= Brigitte Balleys =

Swiss mezzo-soprano in opera and concert

Brigitte Balleys (born 18 June 1959) is a Swiss mezzo-soprano in opera and concert.

== Biography ==
Born in the canton of Vaud, Brigitte Balleys studied at Sion,
then at the Conservatory of Bern where she graduated from the singing class of Jakob Stämpfli and also improved her skills with Elisabeth Schwarzkopf.

She made her debut as a singer in 1982, on the stage of the opera and in 1985, at Fribourg-en-Brisgau. In 1987, she performed the role of Cherubino in Mozart's Le nozze di Figaro, conducted by Erich Leinsdorf, then in his Die Zauberflöte at the Wiener Staatsoper. Subsequently, she appeared in the title role Bizet's Carmen, as Zerlina in Mozart's Don Giovanni, as Dorabella in his Così fan tutte, The title role of Der Rosenkavalier by Richard Strauss, as well as in L'incoronazione di Poppea by Claudio Monteverdi, Brigitte Balleys's favorite composer.

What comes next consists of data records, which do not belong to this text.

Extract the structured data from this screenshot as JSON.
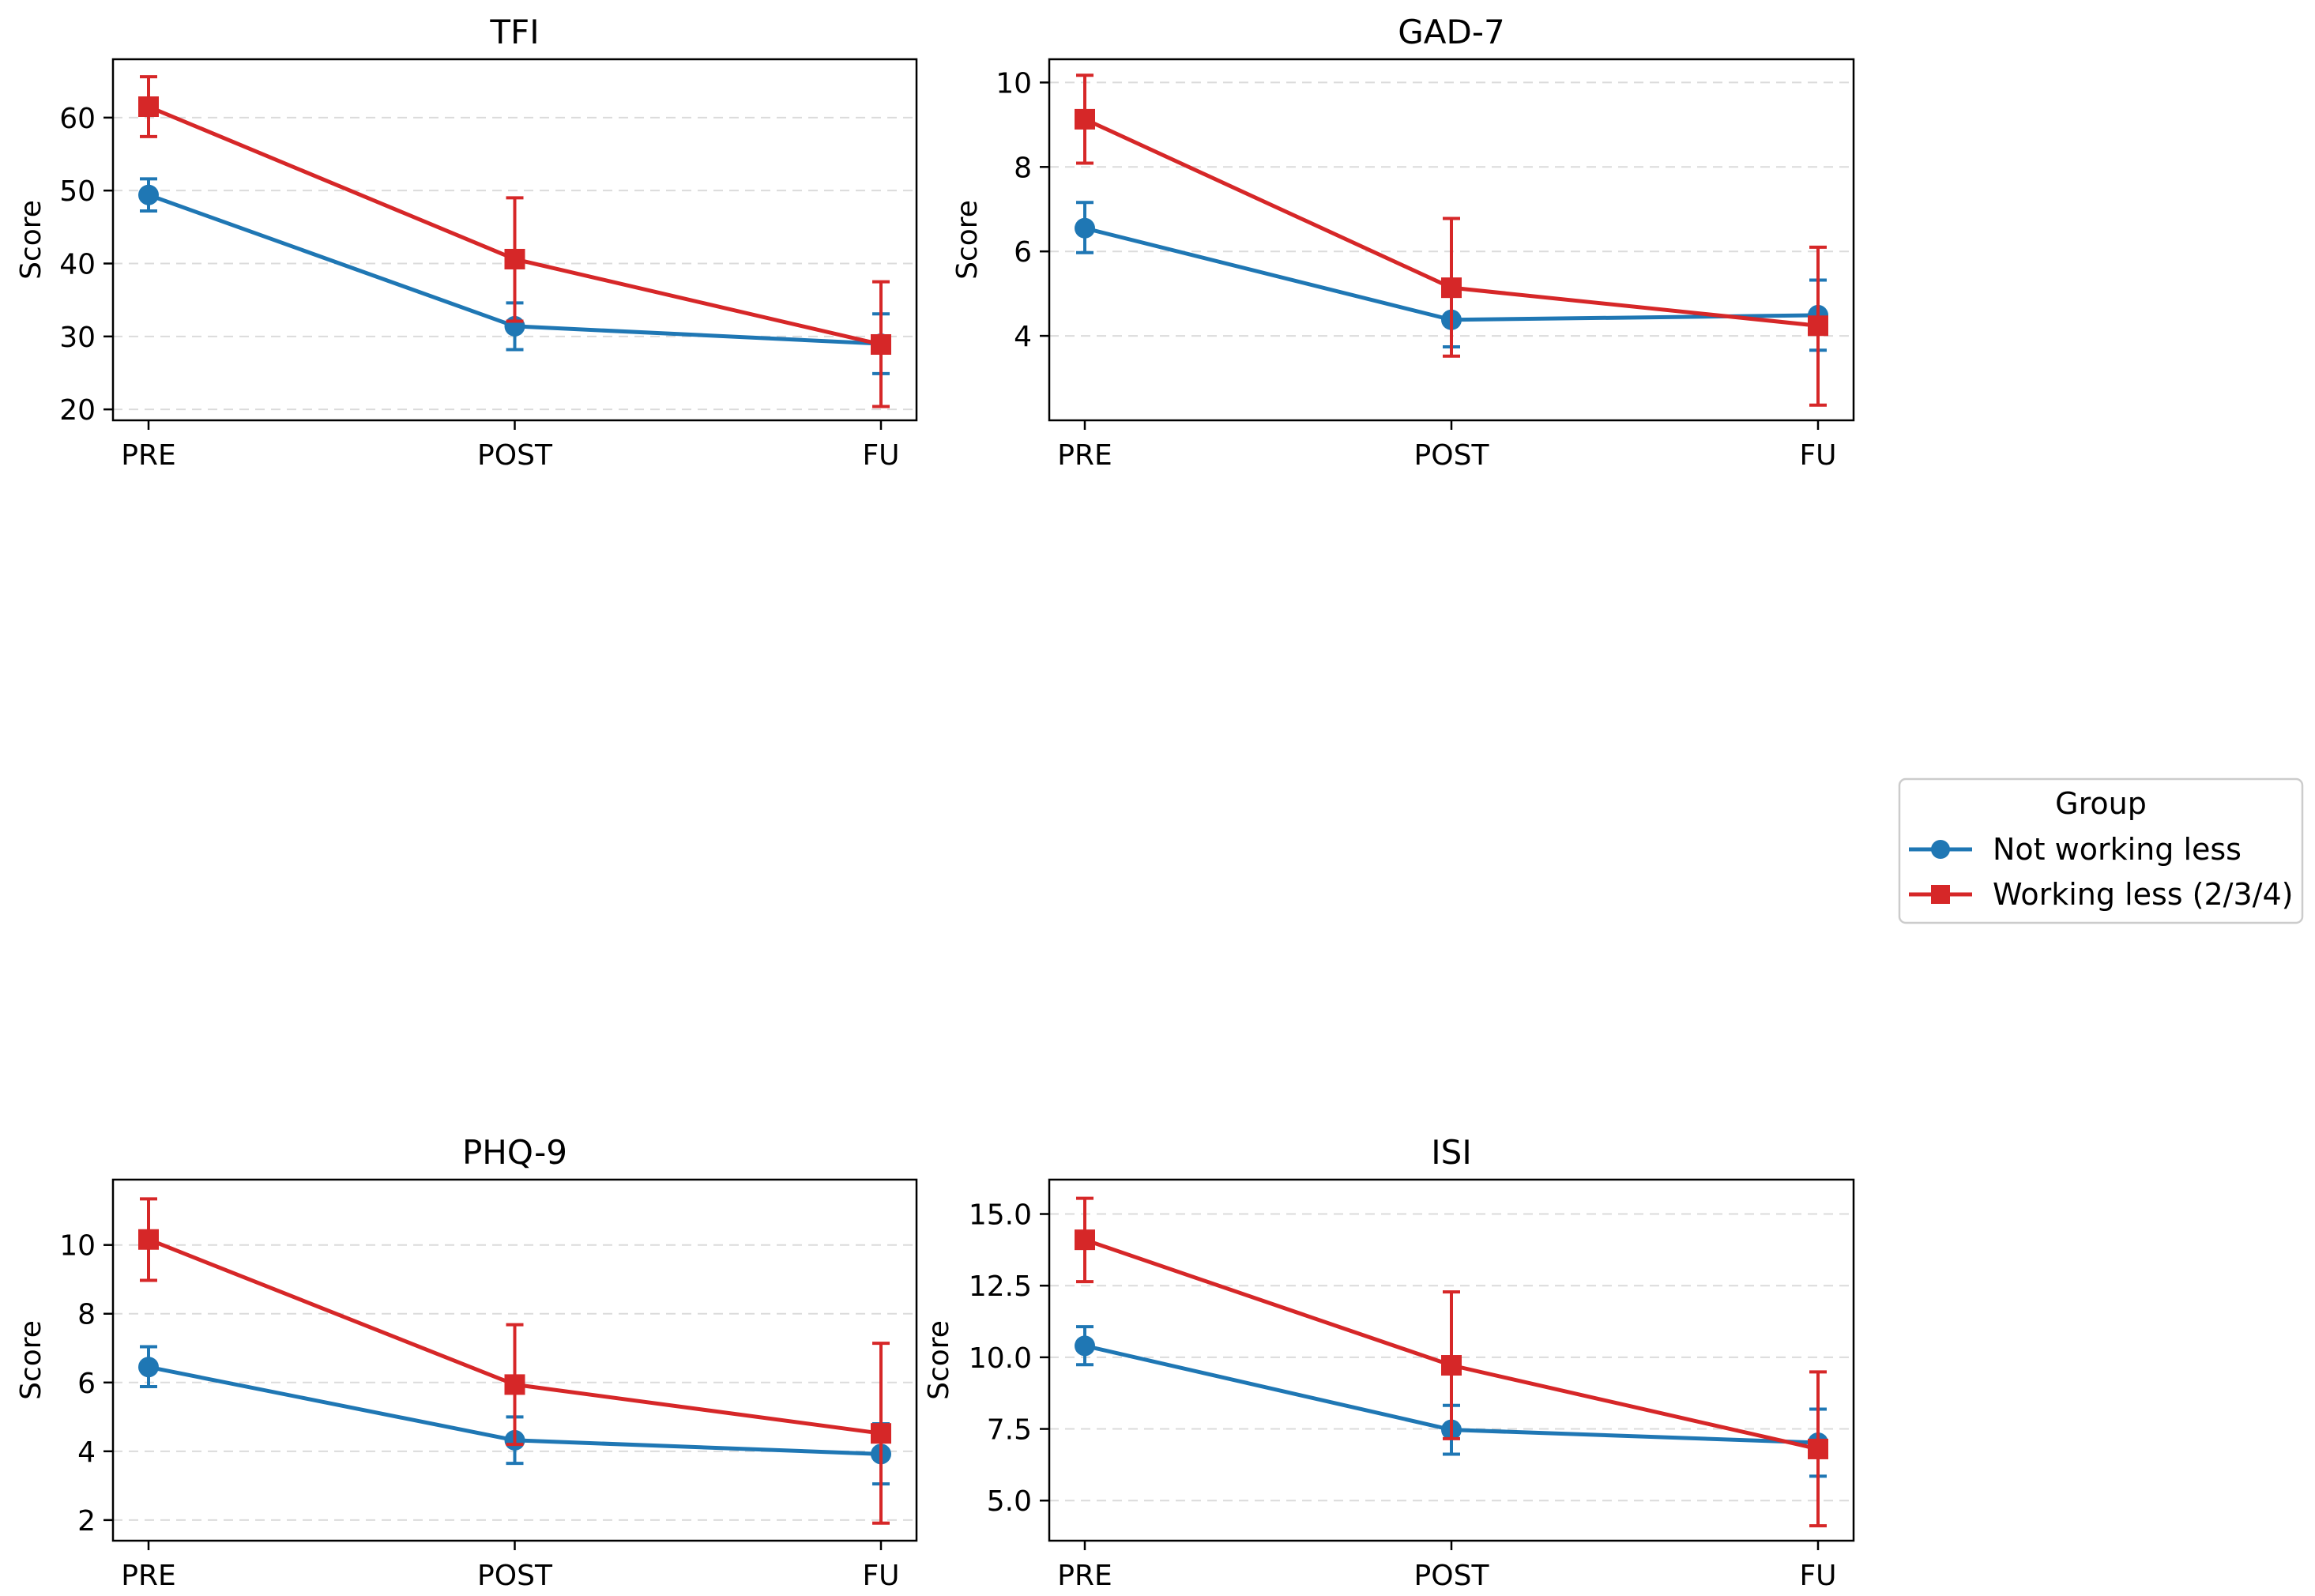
{
  "legend": {
    "title": "Group",
    "entries": [
      {
        "label": "Not working less",
        "color": "#1f77b4",
        "marker": "circle"
      },
      {
        "label": "Working less (2/3/4)",
        "color": "#d62728",
        "marker": "square"
      }
    ]
  },
  "chart_data": [
    {
      "type": "line",
      "title": "TFI",
      "xlabel": "",
      "ylabel": "Score",
      "categories": [
        "PRE",
        "POST",
        "FU"
      ],
      "ylim": [
        18.5,
        68
      ],
      "yticks": [
        20,
        30,
        40,
        50,
        60
      ],
      "grid": "y-dashed",
      "series": [
        {
          "name": "Not working less",
          "values": [
            49.4,
            31.4,
            29.0
          ],
          "err_low": [
            47.2,
            28.2,
            24.9
          ],
          "err_high": [
            51.6,
            34.6,
            33.1
          ]
        },
        {
          "name": "Working less (2/3/4)",
          "values": [
            61.5,
            40.6,
            28.9
          ],
          "err_low": [
            57.4,
            32.1,
            20.4
          ],
          "err_high": [
            65.6,
            49.0,
            37.5
          ]
        }
      ]
    },
    {
      "type": "line",
      "title": "GAD-7",
      "xlabel": "",
      "ylabel": "Score",
      "categories": [
        "PRE",
        "POST",
        "FU"
      ],
      "ylim": [
        2.0,
        10.55
      ],
      "yticks": [
        4,
        6,
        8,
        10
      ],
      "grid": "y-dashed",
      "series": [
        {
          "name": "Not working less",
          "values": [
            6.55,
            4.38,
            4.49
          ],
          "err_low": [
            5.97,
            3.74,
            3.66
          ],
          "err_high": [
            7.16,
            5.02,
            5.32
          ]
        },
        {
          "name": "Working less (2/3/4)",
          "values": [
            9.13,
            5.14,
            4.24
          ],
          "err_low": [
            8.09,
            3.52,
            2.36
          ],
          "err_high": [
            10.17,
            6.78,
            6.1
          ]
        }
      ]
    },
    {
      "type": "line",
      "title": "PHQ-9",
      "xlabel": "",
      "ylabel": "Score",
      "categories": [
        "PRE",
        "POST",
        "FU"
      ],
      "ylim": [
        1.4,
        11.9
      ],
      "yticks": [
        2,
        4,
        6,
        8,
        10
      ],
      "grid": "y-dashed",
      "series": [
        {
          "name": "Not working less",
          "values": [
            6.45,
            4.32,
            3.92
          ],
          "err_low": [
            5.88,
            3.65,
            3.05
          ],
          "err_high": [
            7.04,
            5.0,
            4.8
          ]
        },
        {
          "name": "Working less (2/3/4)",
          "values": [
            10.16,
            5.94,
            4.52
          ],
          "err_low": [
            8.97,
            4.2,
            1.91
          ],
          "err_high": [
            11.34,
            7.68,
            7.14
          ]
        }
      ]
    },
    {
      "type": "line",
      "title": "ISI",
      "xlabel": "",
      "ylabel": "Score",
      "categories": [
        "PRE",
        "POST",
        "FU"
      ],
      "ylim": [
        3.6,
        16.2
      ],
      "yticks": [
        5.0,
        7.5,
        10.0,
        12.5,
        15.0
      ],
      "ytick_labels": [
        "5.0",
        "7.5",
        "10.0",
        "12.5",
        "15.0"
      ],
      "grid": "y-dashed",
      "series": [
        {
          "name": "Not working less",
          "values": [
            10.4,
            7.47,
            7.02
          ],
          "err_low": [
            9.74,
            6.62,
            5.85
          ],
          "err_high": [
            11.07,
            8.32,
            8.19
          ]
        },
        {
          "name": "Working less (2/3/4)",
          "values": [
            14.1,
            9.72,
            6.8
          ],
          "err_low": [
            12.64,
            7.16,
            4.12
          ],
          "err_high": [
            15.55,
            12.28,
            9.49
          ]
        }
      ]
    }
  ]
}
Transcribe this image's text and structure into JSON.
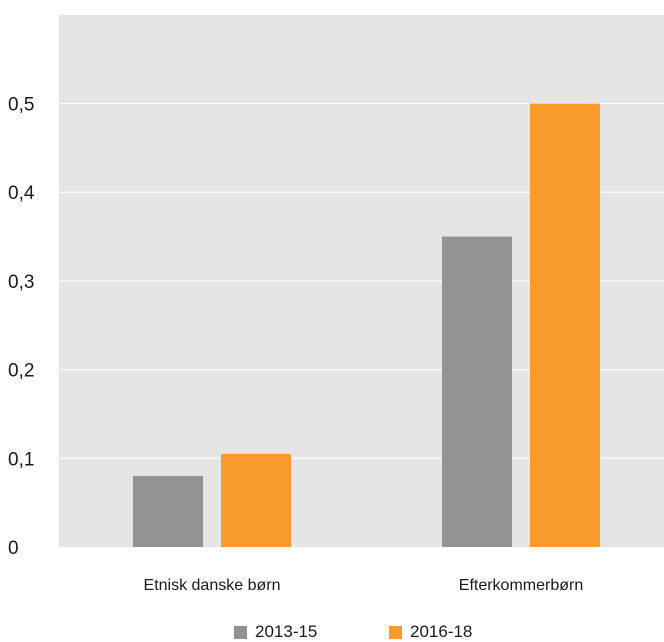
{
  "chart_data": {
    "type": "bar",
    "title": "",
    "xlabel": "",
    "ylabel": "",
    "categories": [
      "Etnisk danske børn",
      "Efterkommerbørn"
    ],
    "series": [
      {
        "name": "2013-15",
        "values": [
          0.08,
          0.35
        ],
        "color": "#939393"
      },
      {
        "name": "2016-18",
        "values": [
          0.105,
          0.5
        ],
        "color": "#f89b2c"
      }
    ],
    "yticks": [
      0,
      0.1,
      0.2,
      0.3,
      0.4,
      0.5
    ],
    "ytick_labels": [
      "0",
      "0,1",
      "0,2",
      "0,3",
      "0,4",
      "0,5"
    ],
    "ylim": [
      0,
      0.6
    ],
    "grid": true,
    "legend_position": "bottom",
    "background_color": "#e5e5e5"
  }
}
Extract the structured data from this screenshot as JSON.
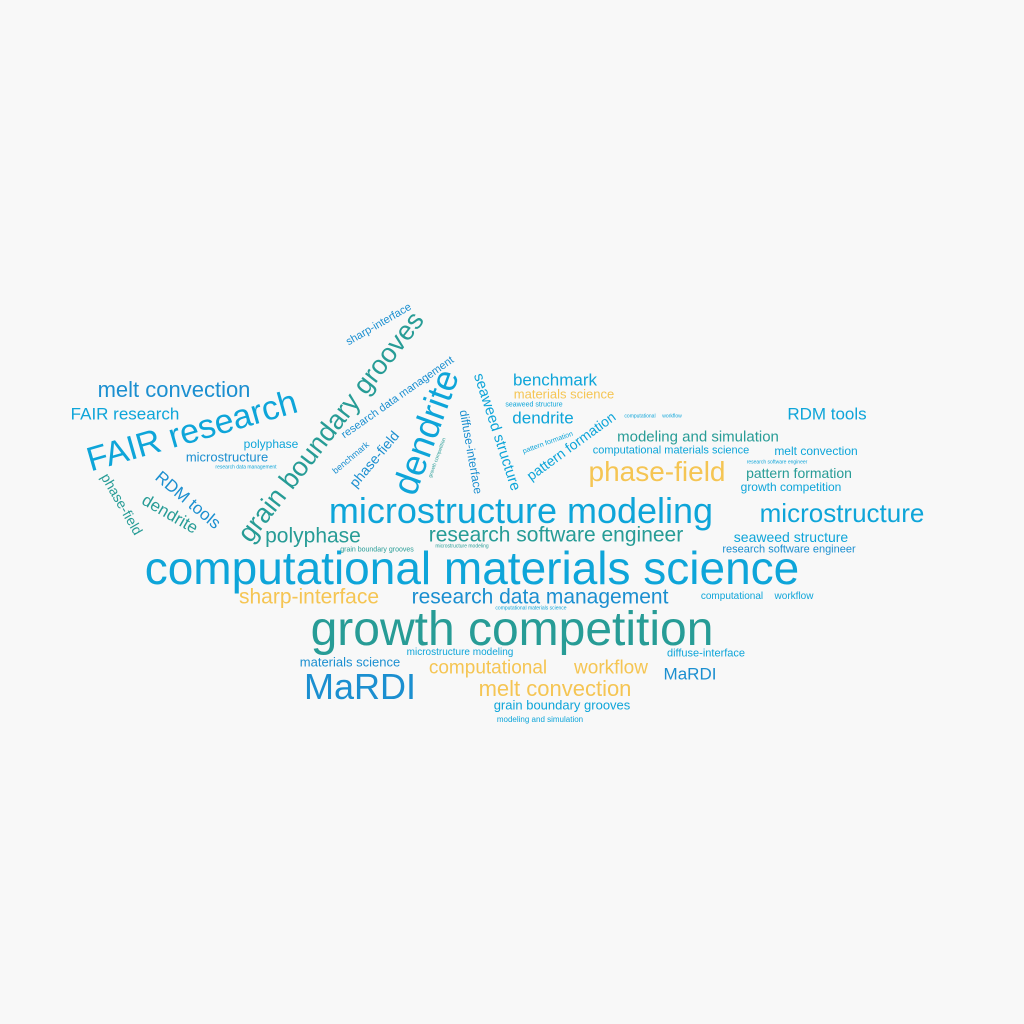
{
  "palette": {
    "blue": "#0ea5d9",
    "teal": "#279c96",
    "yellow": "#f5c553",
    "deep_blue": "#1b8fd0",
    "background": "#f8f8f8"
  },
  "words": [
    {
      "text": "computational materials science"
    },
    {
      "text": "growth competition"
    },
    {
      "text": "microstructure modeling"
    },
    {
      "text": "MaRDI"
    },
    {
      "text": "FAIR research"
    },
    {
      "text": "grain boundary grooves"
    },
    {
      "text": "dendrite"
    },
    {
      "text": "phase-field"
    },
    {
      "text": "microstructure"
    },
    {
      "text": "research software engineer"
    },
    {
      "text": "research data management"
    },
    {
      "text": "polyphase"
    },
    {
      "text": "sharp-interface"
    },
    {
      "text": "melt convection"
    },
    {
      "text": "melt convection"
    },
    {
      "text": "computational"
    },
    {
      "text": "workflow"
    },
    {
      "text": "benchmark"
    },
    {
      "text": "dendrite"
    },
    {
      "text": "RDM tools"
    },
    {
      "text": "modeling and simulation"
    },
    {
      "text": "pattern formation"
    },
    {
      "text": "MaRDI"
    },
    {
      "text": "FAIR research"
    },
    {
      "text": "seaweed structure"
    },
    {
      "text": "seaweed structure"
    },
    {
      "text": "pattern formation"
    },
    {
      "text": "diffuse-interface"
    },
    {
      "text": "RDM tools"
    },
    {
      "text": "dendrite"
    },
    {
      "text": "phase-field"
    },
    {
      "text": "microstructure"
    },
    {
      "text": "polyphase"
    },
    {
      "text": "materials science"
    },
    {
      "text": "materials science"
    },
    {
      "text": "growth competition"
    },
    {
      "text": "grain boundary grooves"
    },
    {
      "text": "computational materials science"
    },
    {
      "text": "melt convection"
    },
    {
      "text": "research software engineer"
    },
    {
      "text": "diffuse-interface"
    },
    {
      "text": "microstructure modeling"
    },
    {
      "text": "sharp-interface"
    },
    {
      "text": "research data management"
    },
    {
      "text": "phase-field"
    },
    {
      "text": "benchmark"
    },
    {
      "text": "modeling and simulation"
    },
    {
      "text": "computational"
    },
    {
      "text": "workflow"
    },
    {
      "text": "pattern formation"
    },
    {
      "text": "seaweed structure"
    },
    {
      "text": "research data management"
    },
    {
      "text": "research software engineer"
    },
    {
      "text": "computational"
    },
    {
      "text": "workflow"
    },
    {
      "text": "grain boundary grooves"
    },
    {
      "text": "microstructure modeling"
    },
    {
      "text": "computational materials science"
    },
    {
      "text": "growth competition"
    }
  ]
}
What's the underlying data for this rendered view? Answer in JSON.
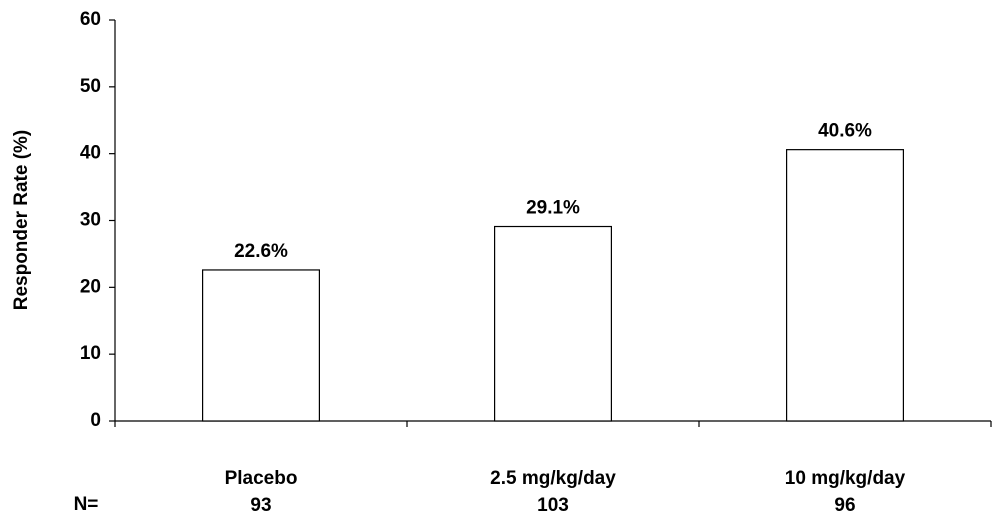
{
  "chart_data": {
    "type": "bar",
    "y_label": "Responder Rate (%)",
    "categories": [
      "Placebo",
      "2.5 mg/kg/day",
      "10 mg/kg/day"
    ],
    "n_label": "N=",
    "n_values": [
      93,
      103,
      96
    ],
    "values": [
      22.6,
      29.1,
      40.6
    ],
    "value_labels": [
      "22.6%",
      "29.1%",
      "40.6%"
    ],
    "color": "#ffffff",
    "ylim": [
      0,
      60
    ],
    "yticks": [
      0,
      10,
      20,
      30,
      40,
      50,
      60
    ],
    "grid": false
  }
}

She has collaborated with conductors such as Claudio Abbado, Charles Dutoit, Jesús López Cobos, Vladimir Ashkenazy, Philippe Herreweghe and Fabio Luisi.

Balleys is even better known as interpreter of the repertory of the mélodie and the lied. Her many recordings include songs by Robert Schumann, Ernest Chausson, Charles Martin Loeffler, Mel Bonis, Arthur Honegger and compositions for voice and orchestra by Hector Berlioz, Giuseppe Martucci, Ottorino Respighi and Ernest Bloch.

Balleys teaches voice in Sion, Friburg and Lausanne. Among her students is Capucine Keller.